La Palma. Der Vulkan auf der Kanaren-Insel La Palma wütet weiter. Die Bewohner hoffen nun auf einen Lottogewinn. Kommt nach dem Unglück das Glück?

Das Lottogeschäft in dem Bergort Los Llanos de Aridane, das nur vier Kilometer Luftlinie vom feuerspuckenden Vulkan entfernt ist, hat sich zu einem Pilgerort entwickelt. Glücksritter geben sich die Türklinke des Ladens in die Hand. Von diesem Ort hat man eine gute Sicht auf den Vulkan und seine gigantischen Feuerfontänen und Rauchwolken. Und man kann ihn auch fühlen, wenn die Aktivität des wütenden Feuerberges gerade wieder einmal die Erde beben lässt.

Schon mehrmals musste Eduardo Anglés, der Lotterieverkäufer in Los Llanos de Aridane, Nachschub ordern, weil ihm die Lose ausgegangen waren. Er und auch die anderen Lottogeschäfte auf der Kanareninsel La Palma, auf der am 19. September ein Vulkan im Gebirgszug Cumbre Vieja ausbrach, machen derzeit Rekordumsätze. „Alle wollen dieses Jahr eine Losnummer auf La Palma kaufen“, berichtet Anglés in der Lokalzeitung der Insel.

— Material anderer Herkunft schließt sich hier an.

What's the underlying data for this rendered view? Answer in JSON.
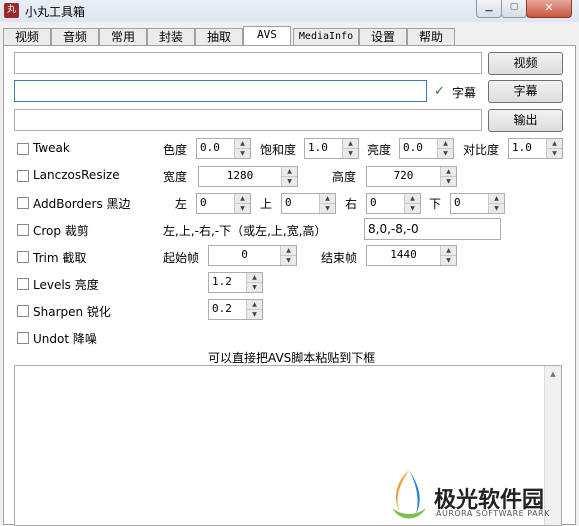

„Die Leute glauben, dass dort, wo Unheil hereinbricht, ein Lottogewinn winken kann“, erklärt Borja Muñiz, Chef des nationalen Lotterieverbandes, dieses kuriose Phänomen. Das Unglück ziehe das Glück an, gewissermaßen als ausgleichende Gerechtigkeit. Den leidgeprüften 85.000 Inselbewohnern ist es wirklich zu wünschen, dass ihnen die Glücksgöttin Fortuna demnächst zugeneigt ist.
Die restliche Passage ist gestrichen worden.